Part of the demand for additional funding was due to the 8.6 percent capitation rate boost, of which the state contributed approximately $115 million. Iowa privatized its Medicaid program in 2016. The $115 million helped payers offer hepatitis C coverage, provider rebasing, and adjustments to long-term services and supports (LTSS) protections and to managed care organization (MCO) oversight.

To avoid repeating the late-year supplemental funding scenario, Iowa Public Radio explained, policymakers are considering adding $89 million to the budget for this fiscal year. They intend to leverage their privatized Medicaid system to meet this goal through higher contract rates.

The state is also dealing with Iowa Total Care, a private payer new to Iowa’s Medicaid program that failed to reimburse 106,000 provider claims. In response, Iowa will withhold $44 million at the end of February unless the payer rectifies its mistake.

North Carolina’s Political Stalemate Threatens Medicaid Funding 

North Carolina has failed to pass a budget, with Medicaid managed care and Medicaid expansion being two of many impasses that the General Assembly cannot overcome.

According to The Daily Tar Heel, the 2019 session was one of the longest sessions in the state’s history, yet nonetheless the budget remains untouched from last year—which effectively means there is no budget.

The lack of compromise has significant impacts for the Medicaid program since North Carolina is a non-expansion state. Its Medicaid program, therefore, relies heavily on state dollars.

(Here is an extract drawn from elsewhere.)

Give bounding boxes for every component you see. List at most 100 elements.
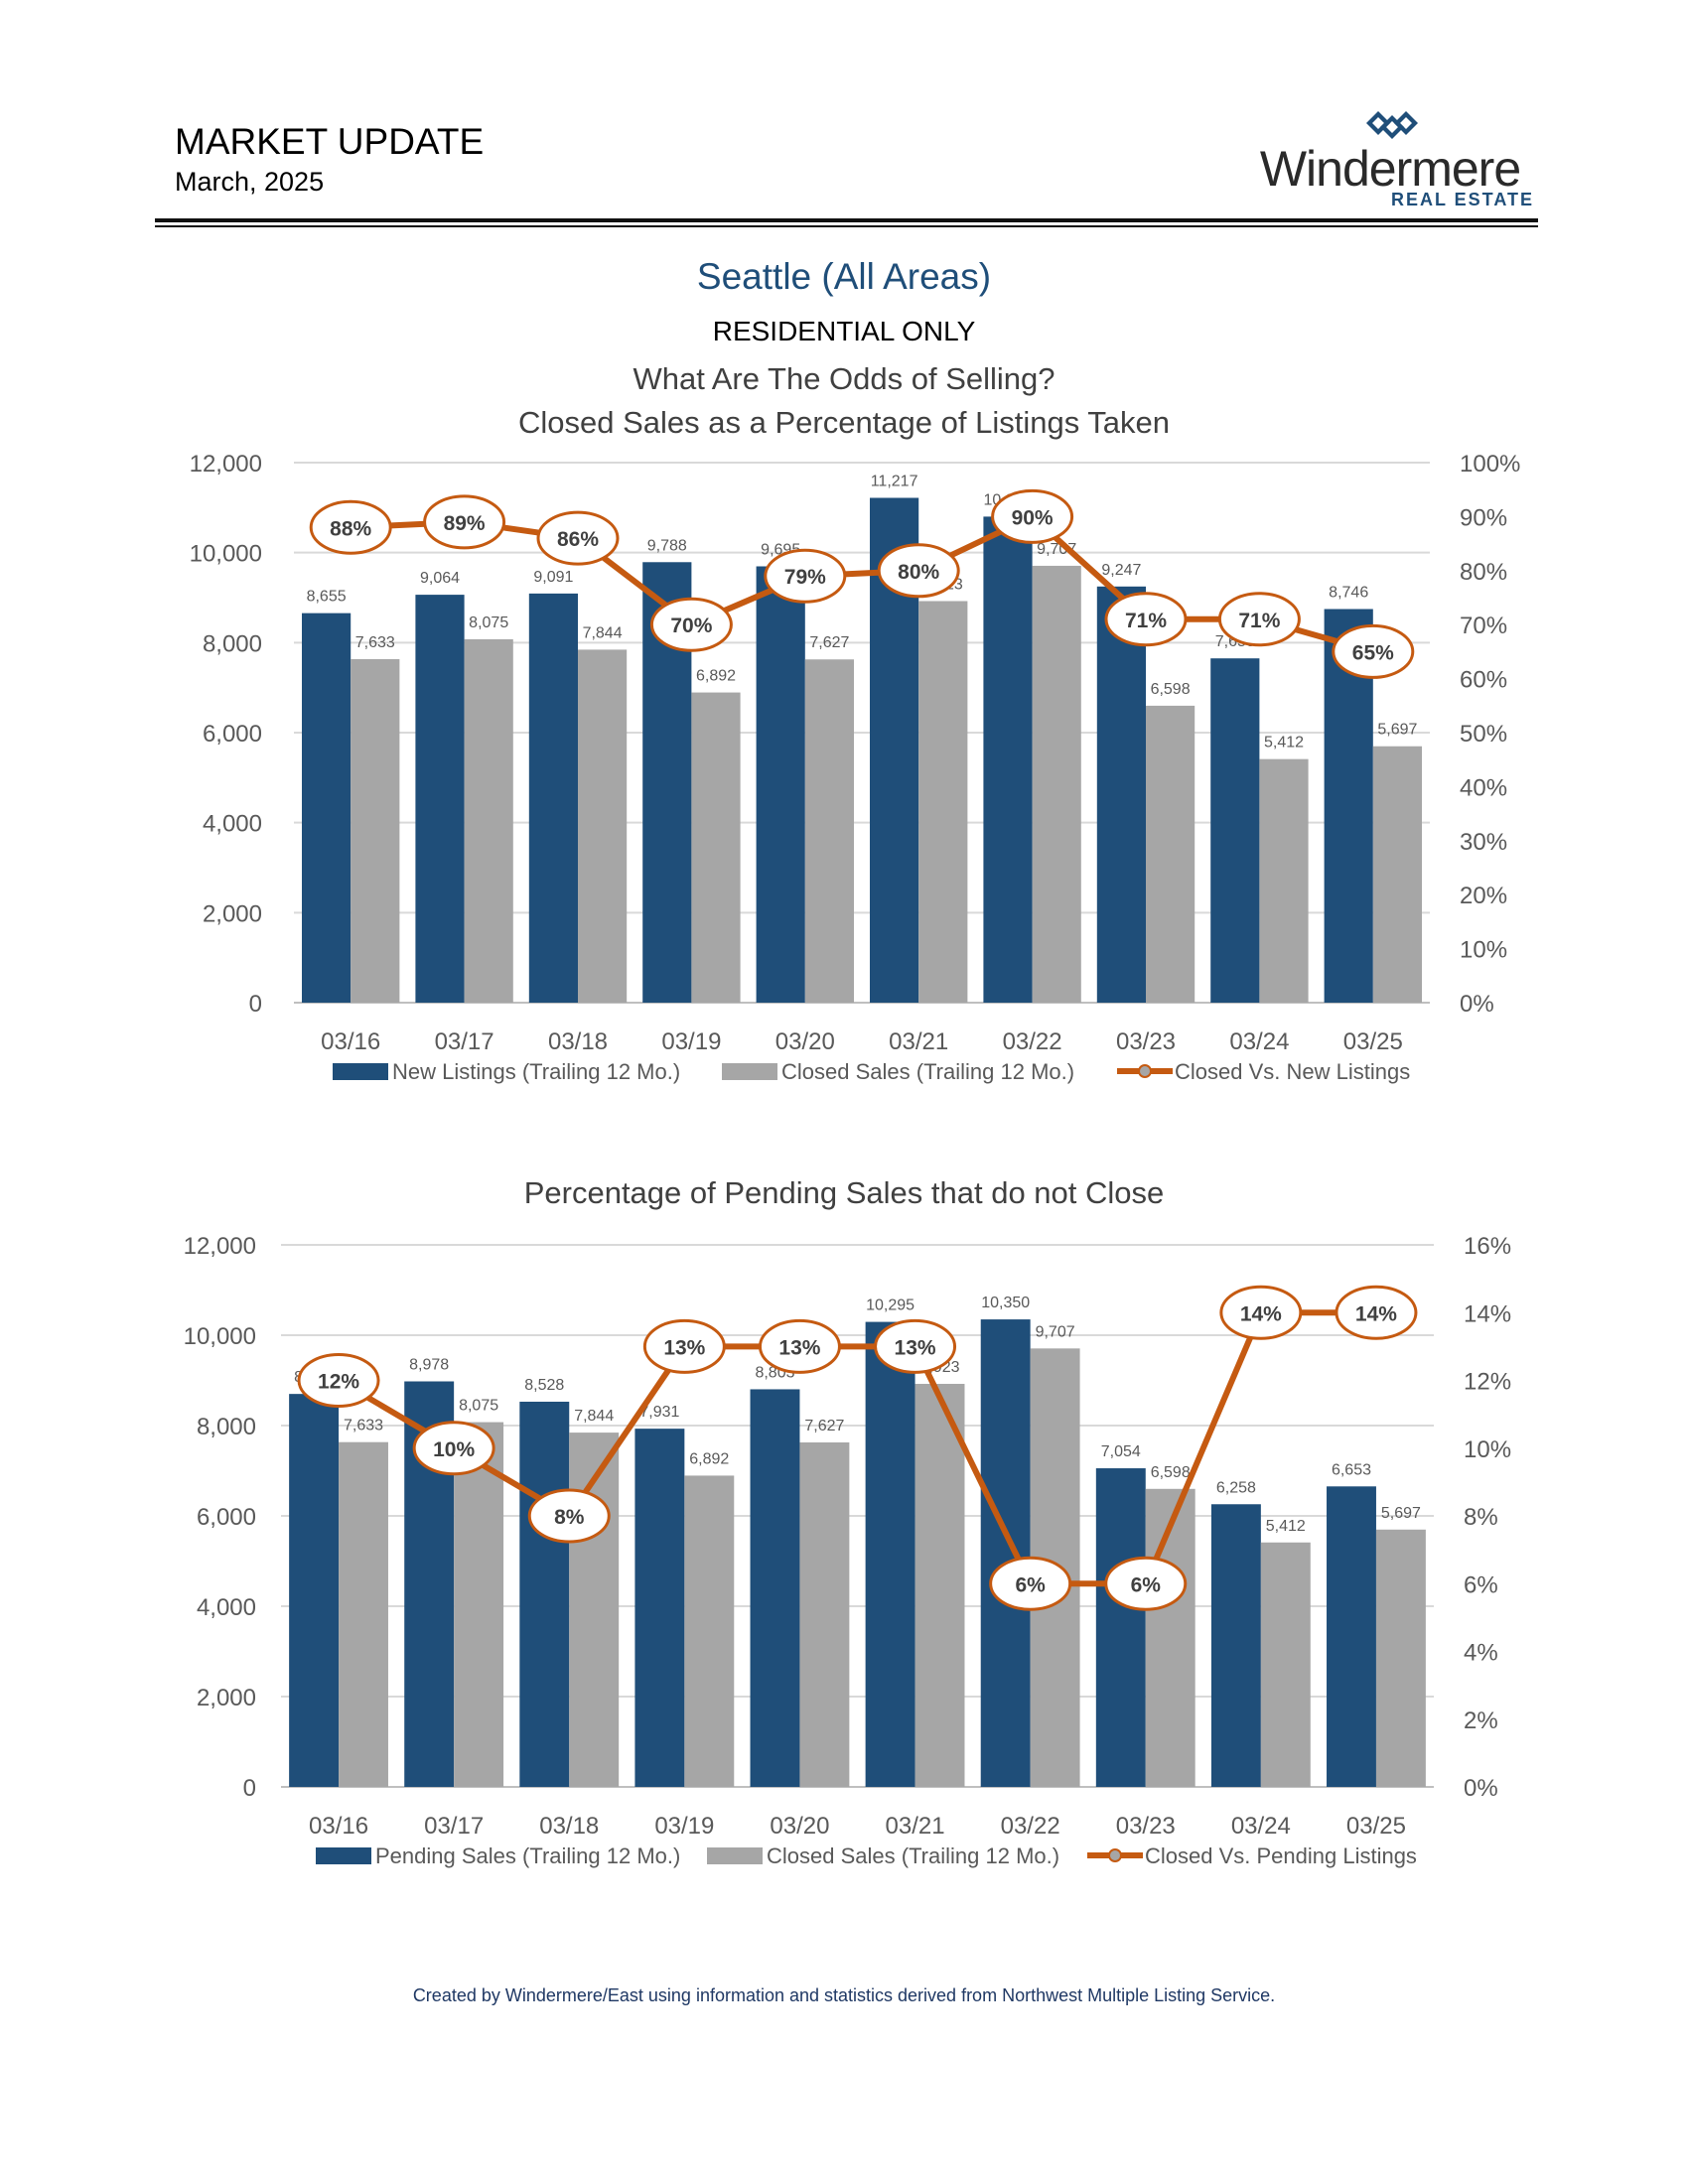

“Each state has to make hard choices on how we are able to spend our Medicaid dollars. Particularly in North Carolina, our General Assembly does a ton of work and is in a lot of the details related to Medicaid spend,” Secretary of the North Carolina Department of Health and Human Services Mandy Cohen, MD, told HealthPayerIntelligence.com.

With the General Assembly in its present state, however, and less federal funding than other states, North Carolina’s Medicaid program has to be resourceful.

“We try to do whatever we can to get other sources of funding that will plug holes that Medicaid expansion could have been providing,” Secretary Cohen said.

North Carolina’s Medicaid program has to use one-time grant money to supplement its funding stream. The effects of this are particularly visible in how North Carolina battles the opioids crisis.

“What has been hard is that, if we had Medicaid expansion, we could have been using those federal dollars to help even more people, as well as to invest in things other than treatment. So, we have had to divert the large part of our federal grants to fight the opioid crisis,” Secretary Cohen explained.

Having failed to pass a state budget for 2020 to 2021 in the long session, North Carolina’s budget will now be stalled until April 28 at the earliest, according to The Daily Tar Heel.

As the debates progress, Medicaid programs find themselves caught in the middle of political tensions that influence their funding streams.